Question

Sixteen players $s_1,s_2,.,s_{16}$ play in a tournament. They are divided into eight pairs at random. From each pair a winner is decided on the basis of a game played between the two players of the pair. Assume that all the players are of equal strength. The probability that "exactly one of the two players $s_1$ & $s_2$ is among the eight winners" is

• A. $\frac{4}{15}$
• B. $\frac{7}{15}$
• C. $\frac{8}{15}$
• D. $\frac{9}{15}$

Answer 1

The correct option is C $\frac{8}{15}$

Case(i): If $S_1,S_2$ are in the same pair, then exactly one of them wins.

Total number of ways to divide 16 into 8 pairs = $\frac{16!}{(2!{)}^{8}8!}$

If $S_1,S_2$ are in one pair, ways to divide 14 into 7 pairs

$=\frac{14!}{(2!{)}^{7}7!}$

So, probability = $\frac{\frac{14!}{(2!{)}^{7}7!}}{\frac{16!}{(2!{)}^{8}8!}}\times 1\to$ either $S_1$ or $S_2$ wining = $\frac{1}{15}$

Case (ii): If in different, one must lose and one must win.

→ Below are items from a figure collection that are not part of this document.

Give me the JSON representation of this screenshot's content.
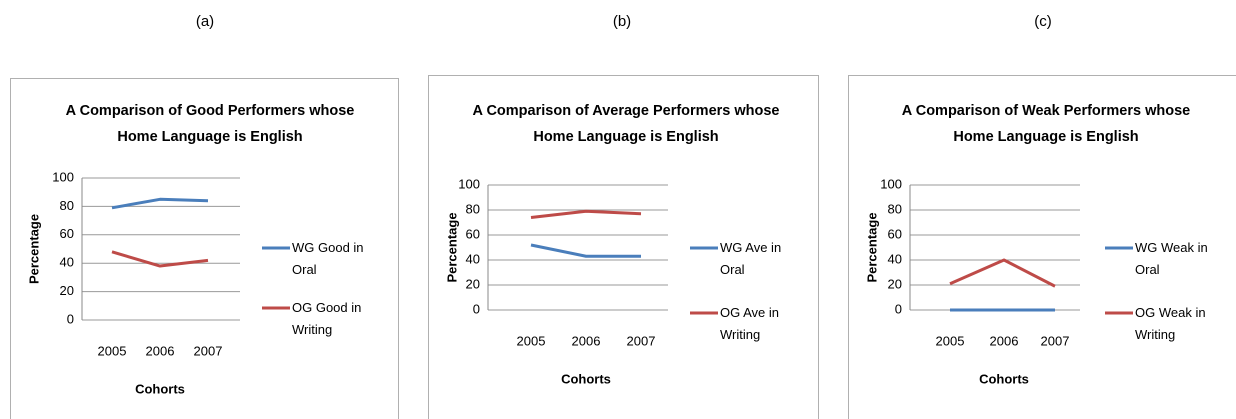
{
  "chart_data": [
    {
      "type": "line",
      "label": "(a)",
      "title": "A Comparison of Good Performers whose Home Language is English",
      "xlabel": "Cohorts",
      "ylabel": "Percentage",
      "categories": [
        "2005",
        "2006",
        "2007"
      ],
      "series": [
        {
          "name": "WG Good in Oral",
          "color": "#4a7ebb",
          "values": [
            79,
            85,
            84
          ]
        },
        {
          "name": "OG Good in Writing",
          "color": "#be4b48",
          "values": [
            48,
            38,
            42
          ]
        }
      ],
      "ylim": [
        0,
        100
      ],
      "yticks": [
        0,
        20,
        40,
        60,
        80,
        100
      ],
      "grid": true,
      "legend": "right"
    },
    {
      "type": "line",
      "label": "(b)",
      "title": "A Comparison of Average Performers whose Home Language is English",
      "xlabel": "Cohorts",
      "ylabel": "Percentage",
      "categories": [
        "2005",
        "2006",
        "2007"
      ],
      "series": [
        {
          "name": "WG Ave in Oral",
          "color": "#4a7ebb",
          "values": [
            52,
            43,
            43
          ]
        },
        {
          "name": "OG Ave in Writing",
          "color": "#be4b48",
          "values": [
            74,
            79,
            77
          ]
        }
      ],
      "ylim": [
        0,
        100
      ],
      "yticks": [
        0,
        20,
        40,
        60,
        80,
        100
      ],
      "grid": true,
      "legend": "right"
    },
    {
      "type": "line",
      "label": "(c)",
      "title": "A Comparison of Weak Performers whose Home Language is English",
      "xlabel": "Cohorts",
      "ylabel": "Percentage",
      "categories": [
        "2005",
        "2006",
        "2007"
      ],
      "series": [
        {
          "name": "WG Weak in Oral",
          "color": "#4a7ebb",
          "values": [
            0,
            0,
            0
          ]
        },
        {
          "name": "OG Weak in Writing",
          "color": "#be4b48",
          "values": [
            21,
            40,
            19
          ]
        }
      ],
      "ylim": [
        0,
        100
      ],
      "yticks": [
        0,
        20,
        40,
        60,
        80,
        100
      ],
      "grid": true,
      "legend": "right"
    }
  ]
}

number of ways to divide such that they are different

pair =$\frac{16!}{(2!{)}^{8}8!}-\frac{14!}{(2!{)}^{7}7!}$

$S_1$ lose, $S_2$

So, probability $=(1-\frac{1}{15})\times \frac{1}{2}\times \frac{1}{2}\times 2=\frac{7}{15}$

$\therefore$ Total probability = $\frac{1}{15}+\frac{7}{15}=\frac{8}{15}$